The Interphone F5XT has possibly the clearest, distortion-free sound of all helmet Bluetooth and intercom systems I have yet tested. That makes it easier to hold phone conversations even at highway speeds and it means your music doesn’t fatigue your ears with distorted mush. And that’s one of the most important aspects of a Bluetooth system as far as I’m concerned.
The Interphone F5XT has a host of features that should keep riders entertained and in contact with the outside world and other riders. There’s spoken status announcements, speed-related volume control, an FM radio, Bluetooth music streaming, phone functionality and an intercom that will connect with up to five other riders. It comes with either a boom microphone attachment for open-face and flip-up helmets or a stick-on bud for full-face helmets. And if you don’t want the outside world to contact you, go without the mic and just listen to GPS directions, the radio or your music either via Bluetooth or a plug-in.
The unit fits to your helmet via a stick-on attachment or a bolt-on clasp and it’s fairly small and low profile. However, the unit plugs in via a cable and the boom mic attaches via a velcro spot, so it can be a bit messy with wires. There are five pointed buttons with a central round button which are difficult to use with anything but summer gloves.
However, there is also an optional Bluetooth remote unit that you can attach to your handlebar which performs all the same functions. It says you can access these with your thumb, but there are few bikes where you can position the remote close enough to access without having to take your hand off the handlebars.
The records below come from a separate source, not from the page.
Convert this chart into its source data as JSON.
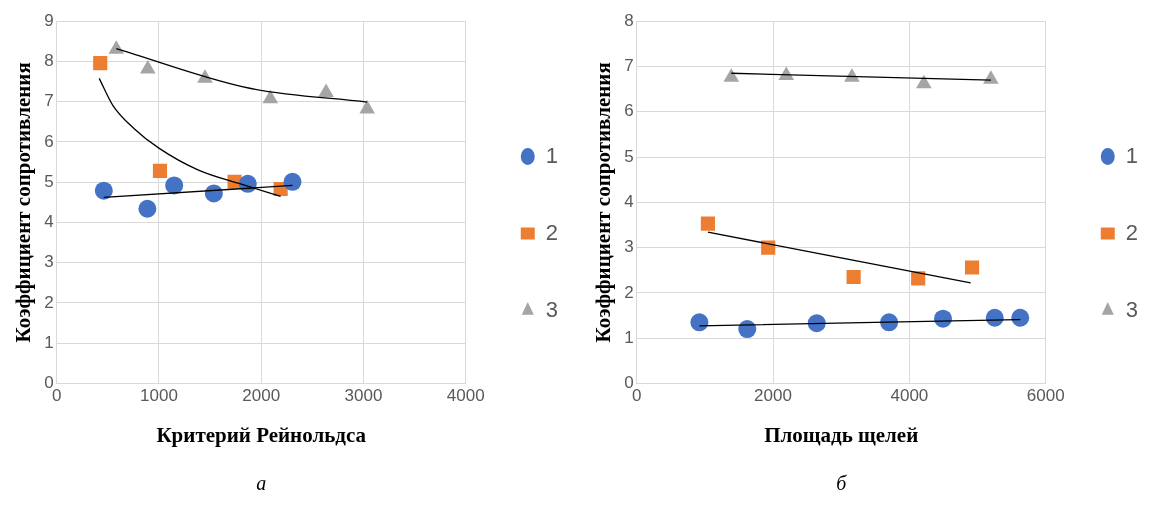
{
  "chart_data": [
    {
      "type": "scatter",
      "xlabel": "Критерий Рейнольдса",
      "ylabel": "Коэффициент сопротивления",
      "xlim": [
        0,
        4000
      ],
      "xticks": [
        0,
        1000,
        2000,
        3000,
        4000
      ],
      "ylim": [
        0,
        9
      ],
      "yticks": [
        0,
        1,
        2,
        3,
        4,
        5,
        6,
        7,
        8,
        9
      ],
      "grid": true,
      "legend": "right",
      "annotations": [
        "а"
      ],
      "series": [
        {
          "name": "1",
          "color": "#4472c4",
          "marker": "circle",
          "x": [
            461,
            887,
            1149,
            1537,
            1869,
            2306
          ],
          "values": [
            4.79,
            4.34,
            4.92,
            4.72,
            4.96,
            5.01
          ]
        },
        {
          "name": "2",
          "color": "#ed7d31",
          "marker": "square",
          "x": [
            426,
            1010,
            1740,
            2190
          ],
          "values": [
            7.96,
            5.28,
            5.01,
            4.83
          ]
        },
        {
          "name": "3",
          "color": "#a5a5a5",
          "marker": "triangle",
          "x": [
            583,
            891,
            1450,
            2089,
            2634,
            3036
          ],
          "values": [
            8.3,
            7.81,
            7.58,
            7.07,
            7.23,
            6.82
          ]
        },
        {
          "type": "line",
          "color": "#000000",
          "marker": "none",
          "line_style": "solid",
          "x": [
            461,
            2306
          ],
          "values": [
            4.62,
            4.92
          ]
        },
        {
          "type": "line",
          "color": "#000000",
          "marker": "none",
          "line_style": "solid",
          "x": [
            416,
            549,
            758,
            1003,
            1387,
            1806,
            2190
          ],
          "values": [
            7.58,
            6.91,
            6.33,
            5.84,
            5.3,
            4.95,
            4.65
          ]
        },
        {
          "type": "line",
          "color": "#000000",
          "marker": "none",
          "line_style": "solid",
          "x": [
            583,
            1876,
            3036
          ],
          "values": [
            8.32,
            7.34,
            6.99
          ]
        }
      ]
    },
    {
      "type": "scatter",
      "xlabel": "Площадь щелей",
      "ylabel": "Коэффициент сопротивления",
      "xlim": [
        0,
        6000
      ],
      "xticks": [
        0,
        2000,
        4000,
        6000
      ],
      "ylim": [
        0,
        8
      ],
      "yticks": [
        0,
        1,
        2,
        3,
        4,
        5,
        6,
        7,
        8
      ],
      "grid": true,
      "legend": "right",
      "annotations": [
        "б"
      ],
      "series": [
        {
          "name": "1",
          "color": "#4472c4",
          "marker": "circle",
          "x": [
            920,
            1622,
            2641,
            3702,
            4493,
            5252,
            5626
          ],
          "values": [
            1.35,
            1.2,
            1.33,
            1.35,
            1.43,
            1.45,
            1.45
          ]
        },
        {
          "name": "2",
          "color": "#ed7d31",
          "marker": "square",
          "x": [
            1045,
            1929,
            3182,
            4129,
            4919
          ],
          "values": [
            3.53,
            3.0,
            2.35,
            2.32,
            2.56
          ]
        },
        {
          "name": "3",
          "color": "#a5a5a5",
          "marker": "triangle",
          "x": [
            1388,
            2194,
            3157,
            4212,
            5195
          ],
          "values": [
            6.76,
            6.8,
            6.76,
            6.62,
            6.72
          ]
        },
        {
          "type": "line",
          "color": "#000000",
          "marker": "none",
          "line_style": "solid",
          "x": [
            920,
            5626
          ],
          "values": [
            1.27,
            1.41
          ]
        },
        {
          "type": "line",
          "color": "#000000",
          "marker": "none",
          "line_style": "solid",
          "x": [
            1045,
            4898
          ],
          "values": [
            3.34,
            2.22
          ]
        },
        {
          "type": "line",
          "color": "#000000",
          "marker": "none",
          "line_style": "solid",
          "x": [
            1388,
            5195
          ],
          "values": [
            6.85,
            6.7
          ]
        }
      ]
    }
  ]
}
Powering up requires you to hold the centre button for a few seconds and when it switches on a voice tells you how much battery you have – high, medium or low – which is very convenient. On first use you have to go through quite a lengthy and confusing process of selecting the right language and then pairing your phone and remote. Once that’s done, it always pairs up immediately you turn it on. It also allows you to pair two phones to the headset simultaneously in case you have a work and personal phone.
The instruction manuals that come with the unit and remote aren’t very comprehensive, so I suggest you go to their website and download the full manual here.
Or you can just rely on the spoken instructions can which make the rather complex menu system a little bit easier to follow. I especially like the announcement of who is calling when the phone rings. You can set it up to answer via your voice or a button. I tried voice recognition answering, but it didn’t work, so I swapped to the button and had no more problems. Each time you turn it on, it defaults to the intercom setting which is annoying if you always want it on phone, or music, or radio. I’d prefer it defaulted to the setting you had it on when you turned it off. Speaking of which, it takes too long to turn off.
The speed-related volume control is handy so you don’t blow your ears off when you come to a stop. But I found it annoyingly jumped up and down in volume around 60km/h so I switched off that function. I also thought it might run down the battery a bit quicker.
As for the battery life, I couldn’t run it out in a day of listening to Bluetooth and taking several calls. By the end of a nine-hour day of riding it was telling me battery was low when I powered it up after a stop, but it never ran out. They say it has up to 700 hours of standby and 12 hours of talk time which sounds about right.
While the sound is crisp and clean, it’s also shrill with weak bass. I changed my iPhone settings to “bass booster” or “small speakers” and found it was much better. The FM radio sounded a little crackly. It has eight station memories and the spoken announcements tell you exactly what number it is on the dial.
I only had the one Bluetooth unit, so I couldn’t test the intercom, but they say it has range of 1.3km between two riders, reducing between riders as you add more intercoms. With six riders patched in they need to be less than 480m apart to hear each other, but that’s a whopping 2.4km in total from lead rider to tail-end Charlie! In the real world I’ve found that these distances may be reduced by roadside obstructions such as trees, as well as corners and hills.
The Interphone F5XT Bluetooth system is available as either a single unit for $299.95 or a pair at $549.95. The remote costs an extra $80.
PHONE/GPS/TABLET MOUNTING KITS
Interphone also now has handlebar mounting kits for most phones, GPS units and even tablets. It allows you to access the phone’s functions such as GPS, music, calls and even the weather forecast, although we recommend you pull over for anything more complex than pressing a button. The housings are claimed to be “knock-proof” and waterproof and allow access to touch-screens, buttons, functions, earphone jacks and charging ports. They are quick to release and can pivot a full circle for ideal mounting options.
Prices range from $44.95 – $99.95 depending on the model. They suit the following devices: GPS 4.3”, 3.5” and 5.4”; iPhone 3, 4, 4S and 5; Galaxy S3 and S4, 7.0” tablet and iPad.